National Century—described as the nation's largest financier of health-care receivables—makes loans to hospitals and other institutions at high interest rates, and buys up their receivables due from HMOs, and from the federal government as Medicare and Medicaid reimbursements, so that those institutions can obtain quick cash to operate. National Century then "bundles" these receivables and issues bonds to finance its ongoing operations. However, since May, National Century has been unable to issue new bonds—because of questions about its own accounting practices. It is now in default to some bondholders, and it has missed payments to doctors, nurses, and other health-care providers. According to sources familiar with the situation, $500 million is missing from NCFE reserve accounts.
Among institutions affected is Greater Southeast Community Hospital in the District, the hospital which was given the contract last year to shut down and take over its only public hospital, D.C. General Hospital. Greater Southeast was purchased by DCHC (of which NCFE is part owner) in 200O with $30 million in financing from NCFE, and NCFE has continued to pick up Greater Southeast's receivables, to the point where Greater Southeast been unable to pay its vendors. Those not being paid range from private companies which provide nurses to Greater Southeast (one reportedly is owed $4 million), to smaller vendors, including a provider of laundry services.

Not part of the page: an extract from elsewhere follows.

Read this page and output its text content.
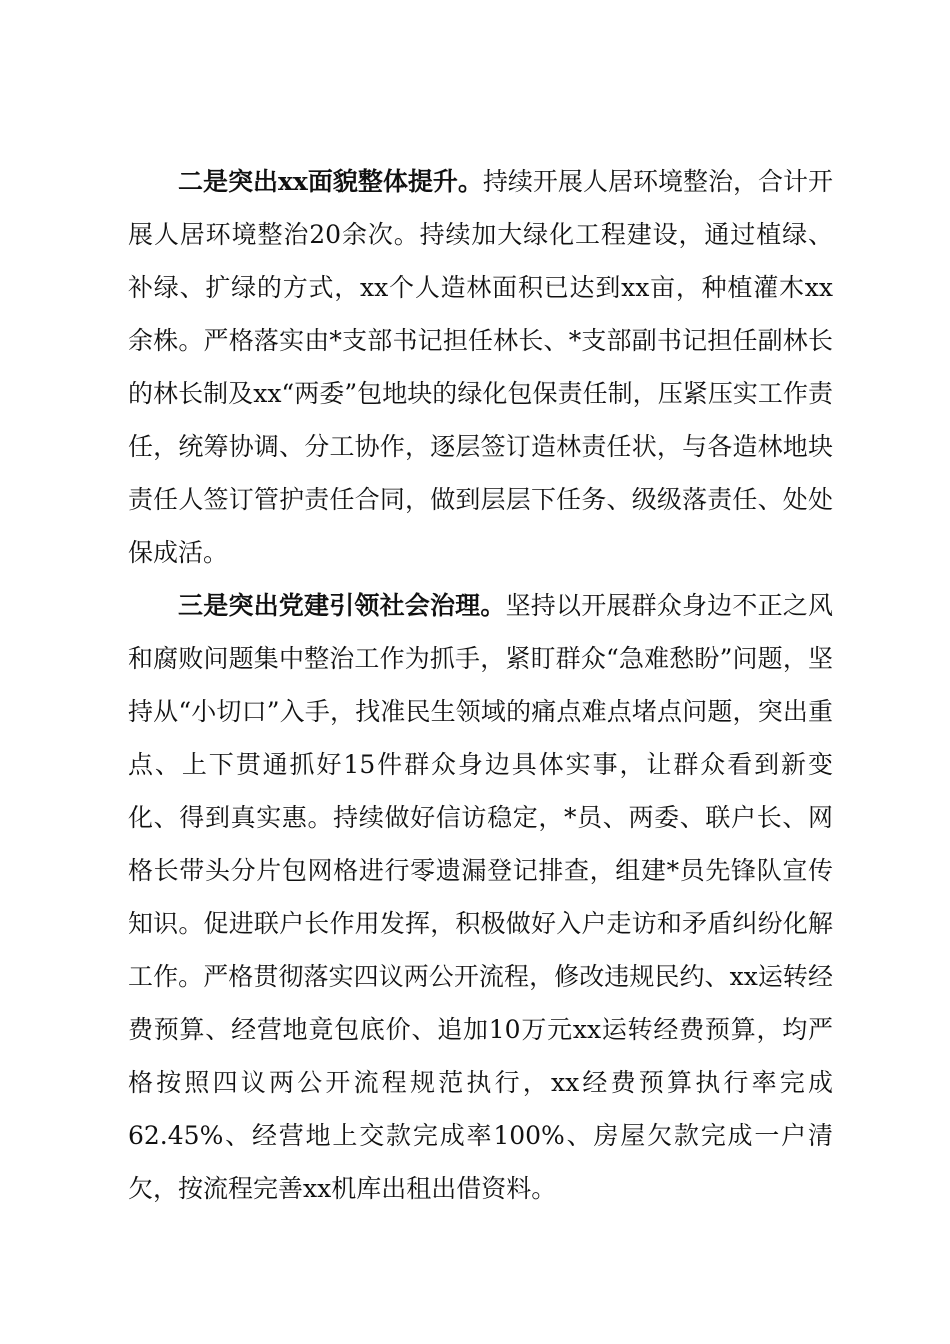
二是突出xx面貌整体提升。持续开展人居环境整治，合计开展人居环境整治20余次。持续加大绿化工程建设，通过植绿、补绿、扩绿的方式，xx个人造林面积已达到xx亩，种植灌木xx余株。严格落实由*支部书记担任林长、*支部副书记担任副林长的林长制及xx“两委”包地块的绿化包保责任制，压紧压实工作责任，统筹协调、分工协作，逐层签订造林责任状，与各造林地块责任人签订管护责任合同，做到层层下任务、级级落责任、处处保成活。

三是突出党建引领社会治理。坚持以开展群众身边不正之风和腐败问题集中整治工作为抓手，紧盯群众“急难愁盼”问题，坚持从“小切口”入手，找准民生领域的痛点难点堵点问题，突出重点、上下贯通抓好15件群众身边具体实事，让群众看到新变化、得到真实惠。持续做好信访稳定，*员、两委、联户长、网格长带头分片包网格进行零遗漏登记排查，组建*员先锋队宣传知识。促进联户长作用发挥，积极做好入户走访和矛盾纠纷化解工作。严格贯彻落实四议两公开流程，修改违规民约、xx运转经费预算、经营地竟包底价、追加10万元xx运转经费预算，均严格按照四议两公开流程规范执行，xx经费预算执行率完成62.45%、经营地上交款完成率100%、房屋欠款完成一户清欠，按流程完善xx机库出租出借资料。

Nationwide, NCFE has stopped making payments to at least 60 health-care companies, at least one of which has already been forced into Chapter 11 bankruptcy. The DCHC-owned Michael Reese Hospital in Chicago says it is having trouble meeting its payroll. Other health-care providers and suppliers will likely be forced into bankruptcy over the next few weeks. Meanwhile, NCFE is diverting funds from hospitals and health-care providers in order to pay banks and bondholders; among its major underwriters are Credit Suisse First Boston, ING, J.P. Morgan/Chase, and Bank One.
If Congress had taken up the issue of D.C. General last year, as was its moral obligation under its responsibility for the welfare of the nation's capital, much of the disaster currently unfolding, could have been prevented.